While we enjoyed being spoiled in the lap of FCM’s lavish luxury, the wild was calling us! On our way out of town, we stopped at the local grocer to stock up on some bags of carrots to bring along for the afternoon’s adventure through one of the most interesting and scenic attractions we’ve been to here at home in Canada.
Pulling up to Parc Omega was as awe-inspiring as pulling up to the FCM with its beautiful carved wooden gate and signage, a theme throughout the region and park.

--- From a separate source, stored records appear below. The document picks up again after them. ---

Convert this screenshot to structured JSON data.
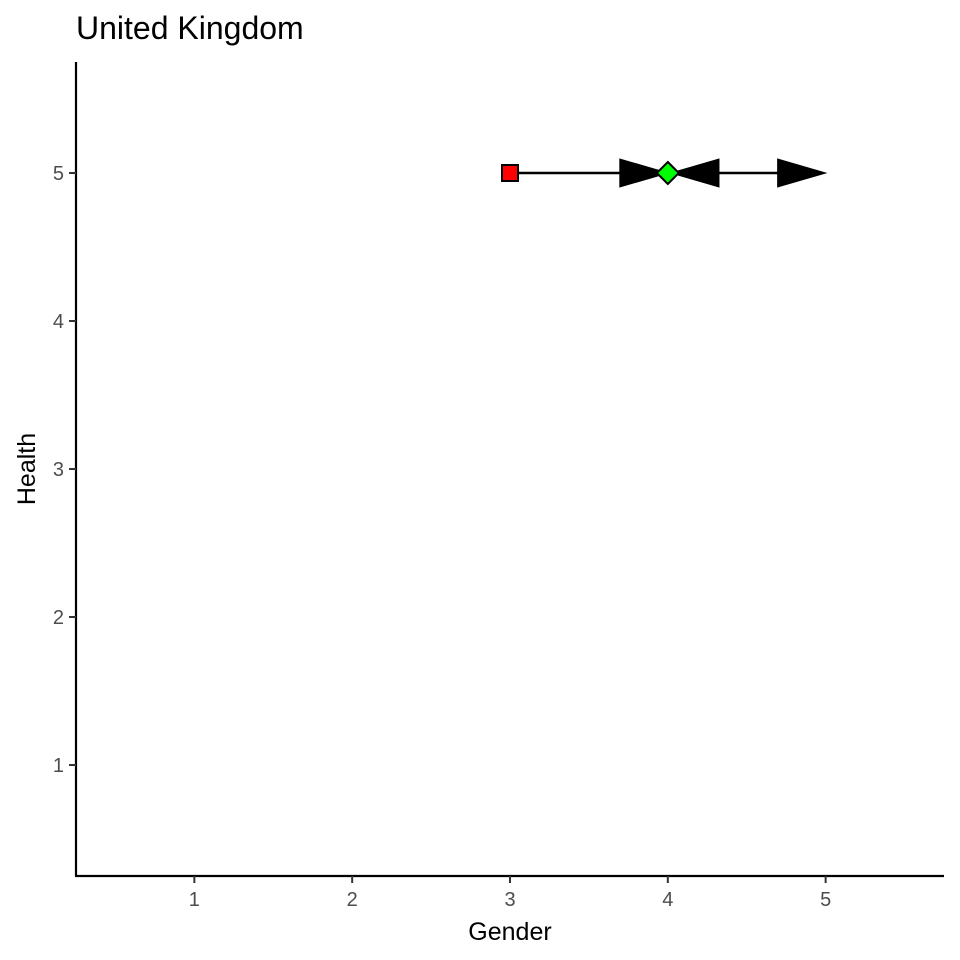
{
  "chart_data": {
    "type": "scatter",
    "title": "United Kingdom",
    "xlabel": "Gender",
    "ylabel": "Health",
    "xlim": [
      0.25,
      5.75
    ],
    "ylim": [
      0.25,
      5.75
    ],
    "x_ticks": [
      1,
      2,
      3,
      4,
      5
    ],
    "y_ticks": [
      1,
      2,
      3,
      4,
      5
    ],
    "grid": false,
    "points": [
      {
        "x": 3,
        "y": 5,
        "shape": "square",
        "color": "#ff0000"
      },
      {
        "x": 4,
        "y": 5,
        "shape": "diamond",
        "color": "#00ff00"
      }
    ],
    "arrows": [
      {
        "x_start": 3,
        "y_start": 5,
        "x_end": 4,
        "y_end": 5,
        "color": "#000000"
      },
      {
        "x_start": 4.3,
        "y_start": 5,
        "x_end": 4.02,
        "y_end": 5,
        "color": "#000000"
      },
      {
        "x_start": 4.3,
        "y_start": 5,
        "x_end": 5,
        "y_end": 5,
        "color": "#000000"
      }
    ]
  }
}
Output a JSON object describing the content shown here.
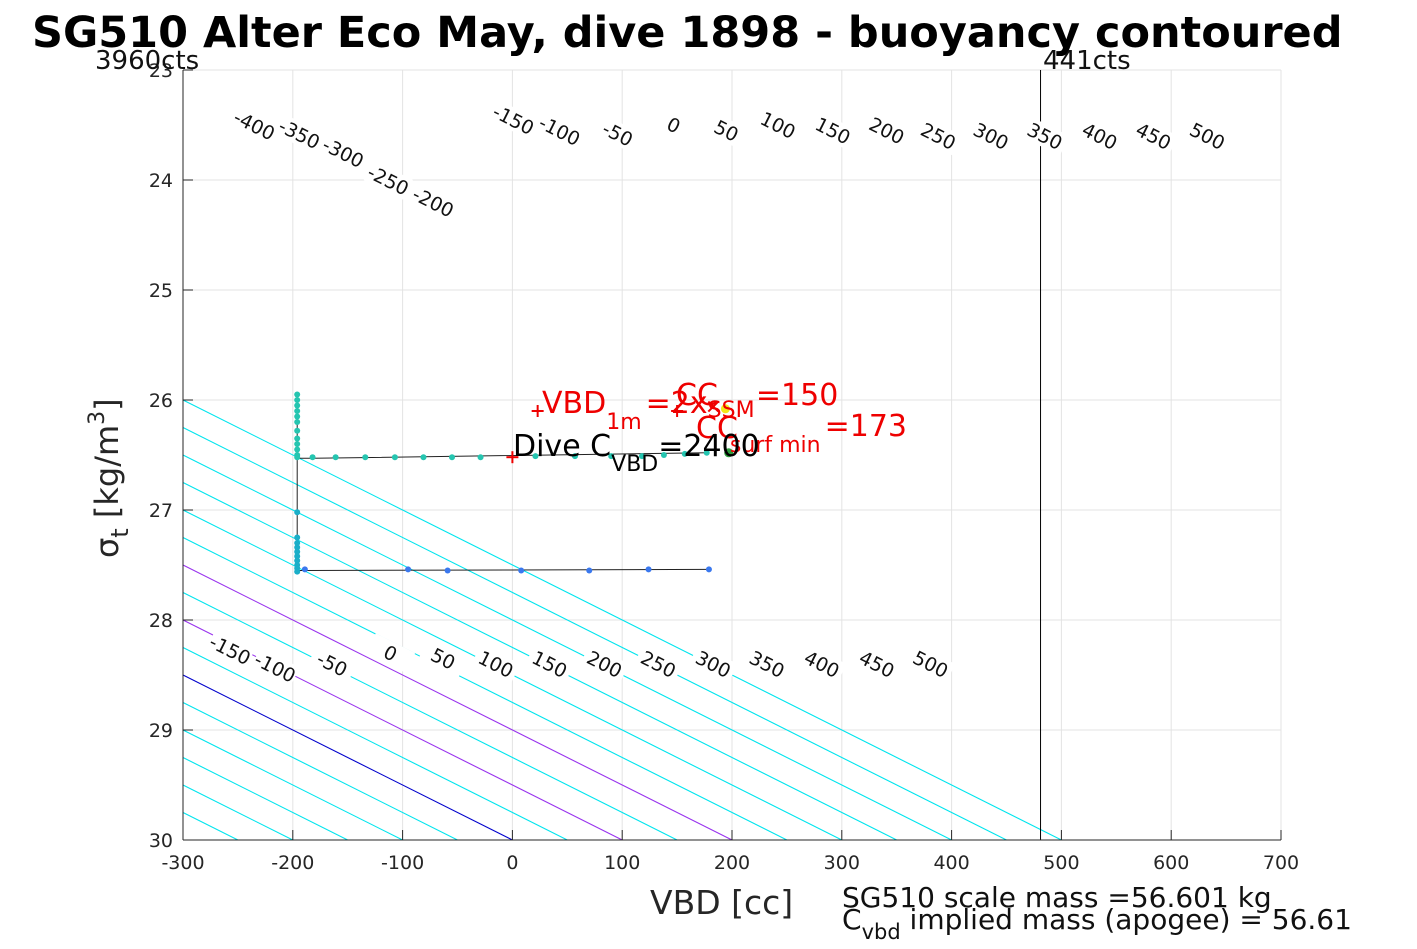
{
  "chart_data": {
    "type": "scatter",
    "title": "SG510 Alter Eco May, dive 1898 - buoyancy contoured",
    "xlabel": "VBD [cc]",
    "ylabel_main": "σ",
    "ylabel_sub": "t",
    "ylabel_unit": " [kg/m",
    "ylabel_sup": "3",
    "ylabel_close": "]",
    "xlim": [
      -300,
      700
    ],
    "ylim": [
      30,
      23
    ],
    "y_reversed": true,
    "grid": true,
    "x_ticks": [
      -300,
      -200,
      -100,
      0,
      100,
      200,
      300,
      400,
      500,
      600,
      700
    ],
    "x_tick_labels": [
      "-300",
      "-200",
      "-100",
      "0",
      "100",
      "200",
      "300",
      "400",
      "500",
      "600",
      "700"
    ],
    "y_ticks": [
      23,
      24,
      25,
      26,
      27,
      28,
      29,
      30
    ],
    "y_tick_labels": [
      "23",
      "24",
      "25",
      "26",
      "27",
      "28",
      "29",
      "30"
    ],
    "corner_left": "3960cts",
    "corner_right": "441cts",
    "contour_slope": 200,
    "contours": [
      {
        "level": -400,
        "color": "#00e5ee"
      },
      {
        "level": -350,
        "color": "#00e5ee"
      },
      {
        "level": -300,
        "color": "#00e5ee"
      },
      {
        "level": -250,
        "color": "#00e5ee"
      },
      {
        "level": -200,
        "color": "#00e5ee"
      },
      {
        "level": -150,
        "color": "#00e5ee"
      },
      {
        "level": -100,
        "color": "#00e5ee"
      },
      {
        "level": -50,
        "color": "#00e5ee"
      },
      {
        "level": 0,
        "color": "#0000cc"
      },
      {
        "level": 50,
        "color": "#00e5ee"
      },
      {
        "level": 100,
        "color": "#9933ee"
      },
      {
        "level": 150,
        "color": "#00e5ee"
      },
      {
        "level": 200,
        "color": "#9933ee"
      },
      {
        "level": 250,
        "color": "#00e5ee"
      },
      {
        "level": 300,
        "color": "#00e5ee"
      },
      {
        "level": 350,
        "color": "#00e5ee"
      },
      {
        "level": 400,
        "color": "#00e5ee"
      },
      {
        "level": 450,
        "color": "#00e5ee"
      },
      {
        "level": 500,
        "color": "#00e5ee"
      }
    ],
    "top_contour_labels": [
      {
        "text": "-400",
        "x": -235,
        "y": 23.5
      },
      {
        "text": "-350",
        "x": -194,
        "y": 23.58
      },
      {
        "text": "-300",
        "x": -154,
        "y": 23.75
      },
      {
        "text": "-250",
        "x": -113,
        "y": 24.0
      },
      {
        "text": "-200",
        "x": -72,
        "y": 24.2
      },
      {
        "text": "-150",
        "x": 1,
        "y": 23.45
      },
      {
        "text": "-100",
        "x": 43,
        "y": 23.55
      },
      {
        "text": "-50",
        "x": 96,
        "y": 23.58
      },
      {
        "text": "0",
        "x": 147,
        "y": 23.5
      },
      {
        "text": "50",
        "x": 195,
        "y": 23.55
      },
      {
        "text": "100",
        "x": 242,
        "y": 23.5
      },
      {
        "text": "150",
        "x": 292,
        "y": 23.55
      },
      {
        "text": "200",
        "x": 341,
        "y": 23.55
      },
      {
        "text": "250",
        "x": 388,
        "y": 23.6
      },
      {
        "text": "300",
        "x": 436,
        "y": 23.6
      },
      {
        "text": "350",
        "x": 485,
        "y": 23.6
      },
      {
        "text": "400",
        "x": 535,
        "y": 23.6
      },
      {
        "text": "450",
        "x": 584,
        "y": 23.6
      },
      {
        "text": "500",
        "x": 633,
        "y": 23.6
      }
    ],
    "bottom_contour_labels": [
      {
        "text": "-150",
        "x": -257,
        "y": 28.27
      },
      {
        "text": "-100",
        "x": -216,
        "y": 28.43
      },
      {
        "text": "-50",
        "x": -164,
        "y": 28.4
      },
      {
        "text": "0",
        "x": -111,
        "y": 28.3
      },
      {
        "text": "50",
        "x": -63,
        "y": 28.35
      },
      {
        "text": "100",
        "x": -15,
        "y": 28.4
      },
      {
        "text": "150",
        "x": 34,
        "y": 28.4
      },
      {
        "text": "200",
        "x": 84,
        "y": 28.4
      },
      {
        "text": "250",
        "x": 133,
        "y": 28.4
      },
      {
        "text": "300",
        "x": 183,
        "y": 28.4
      },
      {
        "text": "350",
        "x": 232,
        "y": 28.4
      },
      {
        "text": "400",
        "x": 282,
        "y": 28.4
      },
      {
        "text": "450",
        "x": 332,
        "y": 28.4
      },
      {
        "text": "500",
        "x": 381,
        "y": 28.4
      }
    ],
    "vertical_line_x": 481,
    "series": [
      {
        "color": "#25c5b0",
        "points": [
          [
            -196,
            25.95
          ],
          [
            -196,
            26.0
          ],
          [
            -196,
            26.05
          ],
          [
            -196,
            26.1
          ],
          [
            -196,
            26.15
          ],
          [
            -196,
            26.2
          ],
          [
            -196,
            26.28
          ],
          [
            -196,
            26.35
          ],
          [
            -196,
            26.4
          ],
          [
            -196,
            26.45
          ],
          [
            -196,
            26.5
          ],
          [
            -196,
            26.52
          ],
          [
            -182,
            26.52
          ],
          [
            -161,
            26.52
          ],
          [
            -134,
            26.52
          ],
          [
            -107,
            26.52
          ],
          [
            -81,
            26.52
          ],
          [
            -55,
            26.52
          ],
          [
            -29,
            26.52
          ],
          [
            21,
            26.51
          ],
          [
            57,
            26.51
          ],
          [
            90,
            26.51
          ],
          [
            118,
            26.51
          ],
          [
            138,
            26.5
          ],
          [
            157,
            26.49
          ],
          [
            177,
            26.48
          ]
        ]
      },
      {
        "color": "#1aaec8",
        "points": [
          [
            -196,
            27.02
          ],
          [
            -196,
            27.25
          ],
          [
            -196,
            27.3
          ],
          [
            -196,
            27.34
          ],
          [
            -196,
            27.38
          ],
          [
            -196,
            27.42
          ],
          [
            -196,
            27.46
          ],
          [
            -196,
            27.5
          ],
          [
            -196,
            27.53
          ],
          [
            -196,
            27.56
          ]
        ]
      },
      {
        "color": "#3a78ee",
        "points": [
          [
            -189,
            27.54
          ],
          [
            -95,
            27.54
          ],
          [
            -59,
            27.55
          ],
          [
            8,
            27.55
          ],
          [
            70,
            27.55
          ],
          [
            124,
            27.54
          ],
          [
            179,
            27.54
          ]
        ]
      }
    ],
    "track": [
      [
        -196,
        25.95
      ],
      [
        -196,
        26.53
      ],
      [
        -182,
        26.53
      ],
      [
        177,
        26.48
      ],
      [
        -182,
        26.53
      ],
      [
        -196,
        26.53
      ],
      [
        -196,
        26.53
      ],
      [
        -196,
        27.02
      ],
      [
        -196,
        27.55
      ],
      [
        -189,
        27.55
      ],
      [
        179,
        27.54
      ]
    ],
    "markers": [
      {
        "name": "dive-cvbd-marker",
        "x": 0,
        "y": 26.52,
        "color": "#ee0000",
        "symbol": "+"
      },
      {
        "name": "vbd-1m-marker",
        "x": 23,
        "y": 26.1,
        "color": "#ee0000",
        "symbol": "+"
      },
      {
        "name": "cc-marker",
        "x": 150,
        "y": 26.1,
        "color": "#ee0000",
        "symbol": "+"
      },
      {
        "name": "ssm-marker",
        "x": 183,
        "y": 26.06,
        "color": "#ee0000",
        "symbol": "x"
      },
      {
        "name": "yellow-marker",
        "x": 194,
        "y": 26.08,
        "color": "#f4e81a",
        "symbol": "o"
      },
      {
        "name": "csurf-marker",
        "x": 197,
        "y": 26.48,
        "color": "#2e9e3e",
        "symbol": "o"
      }
    ],
    "annotations": {
      "vbd1m_main": "VBD",
      "vbd1m_sub": "1m",
      "vbd1m_rest": "=2x",
      "ssm_sub": "SSM",
      "cc_text": "CC",
      "cc_value": "=150",
      "cc2_text": "CC",
      "cc2_sub": "surf min",
      "cc2_value": "=173",
      "dive_main": "Dive C",
      "dive_sub": "VBD",
      "dive_value": "=2400"
    },
    "footer_line1": "SG510 scale mass =56.601 kg",
    "footer_line2_c": "C",
    "footer_line2_sub": "vbd",
    "footer_line2_rest": " implied mass (apogee) = 56.61"
  }
}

The main guest centre is warm and inviting and feels like walking into a classic Quebecois cottage from days gone by.
The concept is simple – just grab a map, hop in your car and go! Along the roads you will find plenty of North American woodland residents, such as boar, deer, turkeys, elk and other small-to-mid size animals, all eagerly awaiting your arrival, or more specifically, your carrots. The larger herbivores – moose, buffalo, etc. – live in gated communities further along the way, a fortunate fact for visitors and their cars. However, we did come across one rogue buffalo, though our little car did not seem to impassion or infuriate him, much to our relief.
Named for the lone outcast wolf, Parc Omega is not only home to herbivores but also a number of accomplished hunters. Before you imagine a woodland Jurassic Park, we should note that the carnivorous populations are well-secured and monitored within their own gated communities.
Towards the back of the route, there is an area where you can park your car and pop out for a little break, maybe buy a souvenir and pet a deer or ten along a little path towards one of the main attractions, the observation centre for Parc Omega’s resident wolf pack. The lower level is a glass room that allows you to get up close but not personal with the wolves, while the upper level is perfectly built for the information sessions with the trainers.
Other highlights included very sweet little arctic foxes, a traffic jam of turkeys, some impressive musk oxen and a rather imposing elk that came by for a carrot or 3. We were disappointed to miss the bears, but in hindsight, they hibernate in the winter so it was our own fault.

All in all, our little Montebello adventure was a great way to get the most out of winter. A unique and thoughtful Christmas gift, we are grateful to have interesting locations like FCM and Parc Omega in Canada and definitely have plans to check Montebello out during the summer months.